Vom Allein-glücklich-sein
„Jeder ist seines Glückes Schmied“, „Mach dein Glück nicht von anderen abhängig“ oder der neuste Glücksspruch in meiner Sammlung (diesmal aus einem Glückskeks) „Das Glück deines Lebens hängt von der Beschaffenheit deiner Gedanken ab.“ und in jedem dieser Sprüche mag auch eine Wahrheit verborgen liegen, doch ist Ihnen allen gemein, dass sie Glück als persönliches Gut definieren.

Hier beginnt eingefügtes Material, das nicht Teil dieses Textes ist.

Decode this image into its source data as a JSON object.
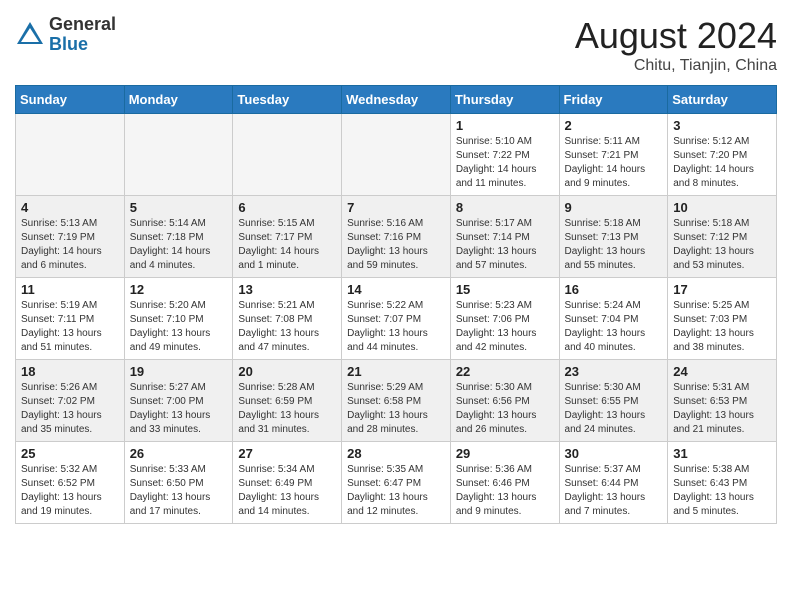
{
  "header": {
    "logo_general": "General",
    "logo_blue": "Blue",
    "month_title": "August 2024",
    "location": "Chitu, Tianjin, China"
  },
  "weekdays": [
    "Sunday",
    "Monday",
    "Tuesday",
    "Wednesday",
    "Thursday",
    "Friday",
    "Saturday"
  ],
  "weeks": [
    [
      {
        "day": "",
        "info": ""
      },
      {
        "day": "",
        "info": ""
      },
      {
        "day": "",
        "info": ""
      },
      {
        "day": "",
        "info": ""
      },
      {
        "day": "1",
        "info": "Sunrise: 5:10 AM\nSunset: 7:22 PM\nDaylight: 14 hours\nand 11 minutes."
      },
      {
        "day": "2",
        "info": "Sunrise: 5:11 AM\nSunset: 7:21 PM\nDaylight: 14 hours\nand 9 minutes."
      },
      {
        "day": "3",
        "info": "Sunrise: 5:12 AM\nSunset: 7:20 PM\nDaylight: 14 hours\nand 8 minutes."
      }
    ],
    [
      {
        "day": "4",
        "info": "Sunrise: 5:13 AM\nSunset: 7:19 PM\nDaylight: 14 hours\nand 6 minutes."
      },
      {
        "day": "5",
        "info": "Sunrise: 5:14 AM\nSunset: 7:18 PM\nDaylight: 14 hours\nand 4 minutes."
      },
      {
        "day": "6",
        "info": "Sunrise: 5:15 AM\nSunset: 7:17 PM\nDaylight: 14 hours\nand 1 minute."
      },
      {
        "day": "7",
        "info": "Sunrise: 5:16 AM\nSunset: 7:16 PM\nDaylight: 13 hours\nand 59 minutes."
      },
      {
        "day": "8",
        "info": "Sunrise: 5:17 AM\nSunset: 7:14 PM\nDaylight: 13 hours\nand 57 minutes."
      },
      {
        "day": "9",
        "info": "Sunrise: 5:18 AM\nSunset: 7:13 PM\nDaylight: 13 hours\nand 55 minutes."
      },
      {
        "day": "10",
        "info": "Sunrise: 5:18 AM\nSunset: 7:12 PM\nDaylight: 13 hours\nand 53 minutes."
      }
    ],
    [
      {
        "day": "11",
        "info": "Sunrise: 5:19 AM\nSunset: 7:11 PM\nDaylight: 13 hours\nand 51 minutes."
      },
      {
        "day": "12",
        "info": "Sunrise: 5:20 AM\nSunset: 7:10 PM\nDaylight: 13 hours\nand 49 minutes."
      },
      {
        "day": "13",
        "info": "Sunrise: 5:21 AM\nSunset: 7:08 PM\nDaylight: 13 hours\nand 47 minutes."
      },
      {
        "day": "14",
        "info": "Sunrise: 5:22 AM\nSunset: 7:07 PM\nDaylight: 13 hours\nand 44 minutes."
      },
      {
        "day": "15",
        "info": "Sunrise: 5:23 AM\nSunset: 7:06 PM\nDaylight: 13 hours\nand 42 minutes."
      },
      {
        "day": "16",
        "info": "Sunrise: 5:24 AM\nSunset: 7:04 PM\nDaylight: 13 hours\nand 40 minutes."
      },
      {
        "day": "17",
        "info": "Sunrise: 5:25 AM\nSunset: 7:03 PM\nDaylight: 13 hours\nand 38 minutes."
      }
    ],
    [
      {
        "day": "18",
        "info": "Sunrise: 5:26 AM\nSunset: 7:02 PM\nDaylight: 13 hours\nand 35 minutes."
      },
      {
        "day": "19",
        "info": "Sunrise: 5:27 AM\nSunset: 7:00 PM\nDaylight: 13 hours\nand 33 minutes."
      },
      {
        "day": "20",
        "info": "Sunrise: 5:28 AM\nSunset: 6:59 PM\nDaylight: 13 hours\nand 31 minutes."
      },
      {
        "day": "21",
        "info": "Sunrise: 5:29 AM\nSunset: 6:58 PM\nDaylight: 13 hours\nand 28 minutes."
      },
      {
        "day": "22",
        "info": "Sunrise: 5:30 AM\nSunset: 6:56 PM\nDaylight: 13 hours\nand 26 minutes."
      },
      {
        "day": "23",
        "info": "Sunrise: 5:30 AM\nSunset: 6:55 PM\nDaylight: 13 hours\nand 24 minutes."
      },
      {
        "day": "24",
        "info": "Sunrise: 5:31 AM\nSunset: 6:53 PM\nDaylight: 13 hours\nand 21 minutes."
      }
    ],
    [
      {
        "day": "25",
        "info": "Sunrise: 5:32 AM\nSunset: 6:52 PM\nDaylight: 13 hours\nand 19 minutes."
      },
      {
        "day": "26",
        "info": "Sunrise: 5:33 AM\nSunset: 6:50 PM\nDaylight: 13 hours\nand 17 minutes."
      },
      {
        "day": "27",
        "info": "Sunrise: 5:34 AM\nSunset: 6:49 PM\nDaylight: 13 hours\nand 14 minutes."
      },
      {
        "day": "28",
        "info": "Sunrise: 5:35 AM\nSunset: 6:47 PM\nDaylight: 13 hours\nand 12 minutes."
      },
      {
        "day": "29",
        "info": "Sunrise: 5:36 AM\nSunset: 6:46 PM\nDaylight: 13 hours\nand 9 minutes."
      },
      {
        "day": "30",
        "info": "Sunrise: 5:37 AM\nSunset: 6:44 PM\nDaylight: 13 hours\nand 7 minutes."
      },
      {
        "day": "31",
        "info": "Sunrise: 5:38 AM\nSunset: 6:43 PM\nDaylight: 13 hours\nand 5 minutes."
      }
    ]
  ]
}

Wir empfinden „Glück“, wenn unser Körper Endorphine
ausstößt, doch was diesen Hormonausstoß verursacht und wie hoch dieser ist,
lässt sich höchstens in Kategorien clustern, bleibt aber letztendlich
individuell. Und ich möchte mit diesem Beitrag auch nicht auf die Biochemie
hinter dem Glück hinaus.
Ich glaube nicht daran, dass ich allein glücklich sein kann,
oder sagen wir vielmehr nicht so glücklich, wie es ich sein könnte, mit anderen
Menschen zusammen. Denn Freude, die ich beispielsweise empfinde, wenn mir etwas
zum ersten Mal gelingt oder ich etwas Schönes sehe, dass mich emotional berührt,
dann ist das ein Moment, der verblasst, je weniger ich an ihn denke. Ich kann
versuchen diesem Moment festzuhalten, indem ich ihn dokumentiere, zum Beispiel in
Form eines Fotos oder Videos oder ich schreibe ihn auf. Dann kann ich diesen Moment
immer wieder nachempfinden und selbst dann wird er nicht so intensiv sein, wie er
war, als ich ihn erlebt habe. Doch ist es nicht viel mehr so, dass wir dieses
Festhalten der Momente sehr oft machen, indem wir anderen davon erzählen und
auf eine ähnliche Reaktion hoffen und ist es nicht auch so, dass wir uns in
solchen Momenten manchmal andere Menschen wünschen, die unsere Emotion widerspiegeln,
ja vielleicht sogar potenzieren? Diese Momente werden dann zu gemeinsamen Erinnerungen
und wo zwei oder mehr Gehirne diese Momente archivieren, ist der Prozess des
Verblassens langsamer und viel mehr noch, dass gemeinsame Nachempfinden dieser Momente
frischt das Glück auf, weil wir uns über die Reaktion des Menschen über diese
Erinnerungen freuen.
Was wir nicht wollen – und ich glaube, deshalb steckt auch
ein wenig Wahrheit in den eingangs erwähnten Glückssprüchen – ist, uns das
Glück, dass wir für eine Sache empfinden durch die Reaktion anderer kaputt
machen zu lassen. Weil sie nicht dieselbe Freude für das empfinden, was uns
erfreut oder sich nicht die Zeit nehmen, darauf einzugehen. Weil sie vielleicht
zu sehr mit sich beschäftigt sind. Und so etwas erleben wir leider auch immer
wieder und das schon im frühsten Kindesalter. Denn wie gesagt, Glück ist
letzten Endes sehr individuell und wenn ich es als Kind zum ersten Mal schaffe,
etwas allein zu machen und diese Freunde darüber mit zum Beispiel meinen Eltern
teilen möchte, dann erhoffe ich mir natürlich Bestätigung und nicht ein
beiläufiges „Ja, schön“ oder vielleicht sogar eine ironische Bemerkung wie „Wow,
du hast die Falsche allein aufbekommen, dann kannst du ja jetzt Barkeeper
werden.“ Je öfter uns die Reaktionen anderer auf Dinge, die uns begeistern enttäuschen,
um so weniger sind wir vermutlich bereit, unser Glück zu teilen und kommen zur Ansicht,
dass wir allein glücklich sein müssen.
Doch auch wenn du es nicht wahrhaben möchtest, wir Menschen
sind soziale Wesen und als solche auf die Interaktion mit anderen Menschen
angewiesen. Und genauso wie du nicht möchtest, dass man dir deine Freude
verdirbt, verdirb sie nicht anderen. Hör den Menschen um dich herum zu. Du
musst dich nicht für alles, was sie freut, begeistern, doch tu ihre Freude
nicht als belanglos ab und belehr sie nicht wie sie es besser machen könnten,
nur weil es für dich nichts Besonderes mehr ist. Doch am allerwenigsten
solltest du dich über den Gegenstand ihrer Freude lustig machen, denn das sind
die Momente in denen Worte mehr verletzen als Taten.